Independent directional tuning of the human triceps surae muscles during standing postural control

The triceps surae, composed of the soleus (SOL) and medial (MG) and lateral (LG) gastrocnemii, are synergists that act as a functional unit to plantarflex the ankle. However, anatomical differences suggest that each muscle is capable of generating distinct torques at the ankle, raising the possibility that each can be independently controlled to suit the needs of a given task. This possibility was explored by investigating the activation patterns of the triceps surae during two balance tasks that use different neuromechanical control strategies to maintain equilibrium. High-density surface EMG was recorded from the triceps surae of 14 healthy young adults during multiple trials of dual- and single-legged standing. Newly developed analyses examined how each muscle tuned its activity with center of pressure (COP) movement throughout 2-D space. During dual-legged standing, only the SOL and MG were active, and both tuned their activity uniformly with anteroposterior COP movement. By contrast, during single-legged standing, each muscle showed robust activation and significantly different directional tuning, with the LG most active before medial COP movement, whereas SOL and MG were most active before lateral COP movement.

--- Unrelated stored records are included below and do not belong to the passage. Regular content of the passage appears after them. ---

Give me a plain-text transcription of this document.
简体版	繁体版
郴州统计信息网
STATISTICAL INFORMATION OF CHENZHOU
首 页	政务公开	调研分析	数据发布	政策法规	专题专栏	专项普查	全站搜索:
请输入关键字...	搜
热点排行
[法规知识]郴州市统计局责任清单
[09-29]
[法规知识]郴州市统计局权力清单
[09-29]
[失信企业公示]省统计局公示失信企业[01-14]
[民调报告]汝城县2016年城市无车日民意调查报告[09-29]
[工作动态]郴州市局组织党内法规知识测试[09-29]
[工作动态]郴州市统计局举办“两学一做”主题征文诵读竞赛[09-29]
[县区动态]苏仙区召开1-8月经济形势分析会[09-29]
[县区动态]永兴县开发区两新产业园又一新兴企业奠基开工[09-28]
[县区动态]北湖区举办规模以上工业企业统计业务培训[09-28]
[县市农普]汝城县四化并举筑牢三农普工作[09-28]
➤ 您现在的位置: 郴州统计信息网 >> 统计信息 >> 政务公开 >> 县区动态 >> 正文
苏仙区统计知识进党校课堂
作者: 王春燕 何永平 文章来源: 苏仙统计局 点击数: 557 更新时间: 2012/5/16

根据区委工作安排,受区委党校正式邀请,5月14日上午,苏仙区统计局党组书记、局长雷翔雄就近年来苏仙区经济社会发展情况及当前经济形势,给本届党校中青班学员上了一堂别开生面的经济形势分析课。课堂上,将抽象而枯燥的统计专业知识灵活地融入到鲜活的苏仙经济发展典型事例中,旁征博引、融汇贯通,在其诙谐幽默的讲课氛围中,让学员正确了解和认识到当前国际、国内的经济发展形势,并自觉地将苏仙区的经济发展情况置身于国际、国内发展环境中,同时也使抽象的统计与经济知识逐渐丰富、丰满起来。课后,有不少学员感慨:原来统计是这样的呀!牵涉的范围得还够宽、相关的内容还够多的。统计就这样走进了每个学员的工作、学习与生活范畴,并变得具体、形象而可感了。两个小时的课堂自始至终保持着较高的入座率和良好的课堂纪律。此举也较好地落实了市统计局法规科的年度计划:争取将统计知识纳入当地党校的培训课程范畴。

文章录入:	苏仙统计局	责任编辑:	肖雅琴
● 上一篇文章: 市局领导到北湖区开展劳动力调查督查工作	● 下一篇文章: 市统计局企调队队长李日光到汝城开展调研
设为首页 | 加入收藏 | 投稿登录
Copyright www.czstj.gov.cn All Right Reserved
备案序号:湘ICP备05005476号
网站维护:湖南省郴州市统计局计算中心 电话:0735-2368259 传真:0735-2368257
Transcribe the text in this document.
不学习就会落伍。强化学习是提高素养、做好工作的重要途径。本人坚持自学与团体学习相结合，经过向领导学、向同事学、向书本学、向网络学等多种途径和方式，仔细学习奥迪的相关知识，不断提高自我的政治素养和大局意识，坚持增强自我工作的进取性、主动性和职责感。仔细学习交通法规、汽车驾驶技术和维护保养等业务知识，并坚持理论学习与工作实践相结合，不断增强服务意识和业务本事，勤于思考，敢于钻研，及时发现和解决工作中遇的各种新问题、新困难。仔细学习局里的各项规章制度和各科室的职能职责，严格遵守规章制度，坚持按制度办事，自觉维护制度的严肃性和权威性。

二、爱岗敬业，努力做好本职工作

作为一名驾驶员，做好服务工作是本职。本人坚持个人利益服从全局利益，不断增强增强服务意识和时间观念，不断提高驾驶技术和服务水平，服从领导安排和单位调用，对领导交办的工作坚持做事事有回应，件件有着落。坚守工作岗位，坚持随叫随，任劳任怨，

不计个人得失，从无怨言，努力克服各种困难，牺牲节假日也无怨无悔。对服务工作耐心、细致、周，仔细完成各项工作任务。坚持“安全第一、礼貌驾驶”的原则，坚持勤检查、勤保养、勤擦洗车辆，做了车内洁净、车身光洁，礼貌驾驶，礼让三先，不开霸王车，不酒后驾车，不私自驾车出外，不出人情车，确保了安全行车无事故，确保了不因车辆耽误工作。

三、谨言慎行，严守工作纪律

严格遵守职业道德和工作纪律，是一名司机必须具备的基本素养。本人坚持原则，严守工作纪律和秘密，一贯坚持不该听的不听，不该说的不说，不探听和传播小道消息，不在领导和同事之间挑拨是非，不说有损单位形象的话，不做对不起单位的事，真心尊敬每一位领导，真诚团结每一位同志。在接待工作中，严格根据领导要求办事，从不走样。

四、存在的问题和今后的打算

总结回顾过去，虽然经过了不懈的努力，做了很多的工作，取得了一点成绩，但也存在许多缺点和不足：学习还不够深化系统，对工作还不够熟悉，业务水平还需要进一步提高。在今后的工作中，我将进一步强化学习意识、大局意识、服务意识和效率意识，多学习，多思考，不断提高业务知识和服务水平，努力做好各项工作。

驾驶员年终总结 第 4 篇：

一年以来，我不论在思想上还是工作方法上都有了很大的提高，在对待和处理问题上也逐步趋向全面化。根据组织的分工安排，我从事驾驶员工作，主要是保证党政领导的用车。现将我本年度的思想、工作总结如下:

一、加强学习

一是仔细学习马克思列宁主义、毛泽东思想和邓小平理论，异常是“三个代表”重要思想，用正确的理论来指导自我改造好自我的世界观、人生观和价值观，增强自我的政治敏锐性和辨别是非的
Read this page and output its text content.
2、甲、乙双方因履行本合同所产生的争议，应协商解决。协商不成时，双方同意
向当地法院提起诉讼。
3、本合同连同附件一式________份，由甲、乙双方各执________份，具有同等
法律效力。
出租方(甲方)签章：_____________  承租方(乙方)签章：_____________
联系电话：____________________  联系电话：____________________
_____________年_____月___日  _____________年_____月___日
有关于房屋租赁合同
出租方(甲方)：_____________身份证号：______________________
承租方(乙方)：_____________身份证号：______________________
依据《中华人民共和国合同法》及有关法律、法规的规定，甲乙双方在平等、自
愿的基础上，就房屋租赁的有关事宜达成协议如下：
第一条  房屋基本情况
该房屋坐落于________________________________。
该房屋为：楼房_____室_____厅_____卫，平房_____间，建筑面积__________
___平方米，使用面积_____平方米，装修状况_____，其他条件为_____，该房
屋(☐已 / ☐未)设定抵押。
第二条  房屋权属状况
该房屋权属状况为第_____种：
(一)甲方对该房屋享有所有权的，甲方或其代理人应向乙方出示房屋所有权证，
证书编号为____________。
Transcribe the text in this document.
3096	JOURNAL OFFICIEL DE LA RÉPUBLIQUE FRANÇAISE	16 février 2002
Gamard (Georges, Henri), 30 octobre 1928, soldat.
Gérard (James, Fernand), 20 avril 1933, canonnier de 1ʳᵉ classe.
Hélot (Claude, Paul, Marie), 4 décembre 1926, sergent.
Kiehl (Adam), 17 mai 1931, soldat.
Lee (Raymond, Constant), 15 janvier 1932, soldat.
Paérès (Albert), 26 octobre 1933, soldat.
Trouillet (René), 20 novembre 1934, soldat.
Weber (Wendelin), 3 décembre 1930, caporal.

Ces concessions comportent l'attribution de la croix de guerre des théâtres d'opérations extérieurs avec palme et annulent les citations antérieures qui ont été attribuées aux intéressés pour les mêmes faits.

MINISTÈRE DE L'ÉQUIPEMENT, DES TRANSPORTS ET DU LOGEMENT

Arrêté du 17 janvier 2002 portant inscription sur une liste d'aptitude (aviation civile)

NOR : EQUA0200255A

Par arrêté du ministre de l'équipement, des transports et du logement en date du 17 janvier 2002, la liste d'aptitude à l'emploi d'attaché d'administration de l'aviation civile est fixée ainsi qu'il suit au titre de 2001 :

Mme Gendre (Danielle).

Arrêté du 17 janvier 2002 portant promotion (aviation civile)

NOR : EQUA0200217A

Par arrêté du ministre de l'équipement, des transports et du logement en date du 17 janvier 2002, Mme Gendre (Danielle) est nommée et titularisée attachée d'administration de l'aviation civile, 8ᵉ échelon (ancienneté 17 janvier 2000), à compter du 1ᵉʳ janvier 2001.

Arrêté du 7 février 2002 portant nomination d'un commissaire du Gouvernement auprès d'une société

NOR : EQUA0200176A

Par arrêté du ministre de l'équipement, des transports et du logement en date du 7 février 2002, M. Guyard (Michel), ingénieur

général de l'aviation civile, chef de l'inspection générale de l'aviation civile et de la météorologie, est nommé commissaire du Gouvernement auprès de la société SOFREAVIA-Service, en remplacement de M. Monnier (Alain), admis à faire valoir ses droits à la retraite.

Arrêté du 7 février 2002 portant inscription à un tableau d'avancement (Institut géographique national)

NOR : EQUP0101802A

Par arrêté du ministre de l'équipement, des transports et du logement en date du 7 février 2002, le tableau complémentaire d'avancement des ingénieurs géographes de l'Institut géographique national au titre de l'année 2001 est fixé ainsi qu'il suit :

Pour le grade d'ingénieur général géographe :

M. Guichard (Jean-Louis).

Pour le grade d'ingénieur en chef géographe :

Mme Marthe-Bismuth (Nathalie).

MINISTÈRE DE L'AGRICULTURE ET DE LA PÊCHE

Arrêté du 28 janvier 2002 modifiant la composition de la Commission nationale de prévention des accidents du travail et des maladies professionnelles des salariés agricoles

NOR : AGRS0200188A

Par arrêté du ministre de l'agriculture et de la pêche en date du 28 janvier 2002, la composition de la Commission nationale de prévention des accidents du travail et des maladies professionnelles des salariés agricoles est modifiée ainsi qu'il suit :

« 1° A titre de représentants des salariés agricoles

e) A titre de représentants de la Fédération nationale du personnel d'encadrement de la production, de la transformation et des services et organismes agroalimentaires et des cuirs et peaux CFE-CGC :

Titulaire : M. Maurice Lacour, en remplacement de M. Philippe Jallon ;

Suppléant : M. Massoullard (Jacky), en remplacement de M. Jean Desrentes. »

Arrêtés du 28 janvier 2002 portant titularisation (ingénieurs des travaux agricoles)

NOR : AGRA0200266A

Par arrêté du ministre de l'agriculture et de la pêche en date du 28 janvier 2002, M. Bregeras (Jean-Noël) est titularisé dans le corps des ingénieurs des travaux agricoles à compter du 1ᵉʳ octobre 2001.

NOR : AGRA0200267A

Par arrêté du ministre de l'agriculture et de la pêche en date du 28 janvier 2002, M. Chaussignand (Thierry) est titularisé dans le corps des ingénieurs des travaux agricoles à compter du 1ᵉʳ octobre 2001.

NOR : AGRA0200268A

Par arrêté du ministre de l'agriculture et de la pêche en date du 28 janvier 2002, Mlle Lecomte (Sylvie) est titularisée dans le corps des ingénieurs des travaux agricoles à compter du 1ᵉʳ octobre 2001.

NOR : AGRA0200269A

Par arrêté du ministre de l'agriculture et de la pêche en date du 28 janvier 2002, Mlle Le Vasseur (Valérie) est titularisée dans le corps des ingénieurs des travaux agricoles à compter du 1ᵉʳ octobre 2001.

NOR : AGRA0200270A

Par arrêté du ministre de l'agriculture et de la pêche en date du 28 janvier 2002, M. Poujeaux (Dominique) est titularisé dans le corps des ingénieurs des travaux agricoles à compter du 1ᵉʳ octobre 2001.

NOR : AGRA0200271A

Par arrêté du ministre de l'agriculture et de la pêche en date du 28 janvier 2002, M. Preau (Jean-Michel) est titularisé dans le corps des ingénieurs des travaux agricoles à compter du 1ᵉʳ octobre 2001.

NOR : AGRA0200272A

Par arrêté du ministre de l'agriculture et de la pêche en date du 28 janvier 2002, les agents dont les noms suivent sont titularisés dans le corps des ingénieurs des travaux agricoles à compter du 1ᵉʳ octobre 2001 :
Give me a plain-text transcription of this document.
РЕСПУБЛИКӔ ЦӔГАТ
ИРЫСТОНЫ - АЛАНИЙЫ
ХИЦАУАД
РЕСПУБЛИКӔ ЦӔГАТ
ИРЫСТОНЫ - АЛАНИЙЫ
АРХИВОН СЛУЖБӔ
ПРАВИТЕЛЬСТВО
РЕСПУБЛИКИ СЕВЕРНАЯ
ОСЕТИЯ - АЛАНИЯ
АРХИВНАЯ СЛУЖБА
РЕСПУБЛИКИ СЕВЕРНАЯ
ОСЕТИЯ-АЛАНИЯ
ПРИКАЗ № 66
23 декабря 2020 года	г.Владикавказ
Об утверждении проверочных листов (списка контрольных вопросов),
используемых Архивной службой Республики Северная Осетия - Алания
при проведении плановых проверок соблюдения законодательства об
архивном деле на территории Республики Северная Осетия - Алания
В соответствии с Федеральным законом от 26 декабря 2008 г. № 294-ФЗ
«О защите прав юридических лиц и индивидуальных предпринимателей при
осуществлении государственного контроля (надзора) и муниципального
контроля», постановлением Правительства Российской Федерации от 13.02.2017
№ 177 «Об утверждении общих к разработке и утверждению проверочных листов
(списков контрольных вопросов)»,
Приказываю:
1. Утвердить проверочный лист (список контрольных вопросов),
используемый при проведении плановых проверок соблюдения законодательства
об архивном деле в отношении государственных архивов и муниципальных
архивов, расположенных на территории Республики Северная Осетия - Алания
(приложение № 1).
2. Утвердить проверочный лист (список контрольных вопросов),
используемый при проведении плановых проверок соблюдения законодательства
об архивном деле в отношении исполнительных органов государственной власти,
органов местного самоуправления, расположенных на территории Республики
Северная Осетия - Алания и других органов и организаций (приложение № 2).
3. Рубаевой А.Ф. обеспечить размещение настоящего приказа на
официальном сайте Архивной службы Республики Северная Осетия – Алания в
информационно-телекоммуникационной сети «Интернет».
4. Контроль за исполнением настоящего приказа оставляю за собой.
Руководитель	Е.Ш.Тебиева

Further analyses demonstrated the LG could be activated entirely independent of the SOL and MG, and vice versa, with independent activation of each muscle causing different angular deflections of the COP during single-, but not dual-legged standing. These observations reveal a sophisticated level of neural control, whereby the nervous system exploits subtle differences between highly similar muscles to tune stabilizing torques in a task-dependent manner.NEW & NOTEWORTHY By applying new analytical techniques to high-density surface EMG and kinetic data, we show that each triceps surae muscle produces directionally tuned torques that the nervous system exploits to regulate equilibrium in a task-dependent manner. No intramuscular differences were observed, suggesting that each triceps surae muscle is treated as homogeneous, but functionally distinct, actuators. This fractionated control of synergists may be critical to the maintenance of equilibrium and impaired by musculoskeletal and neurological disorders.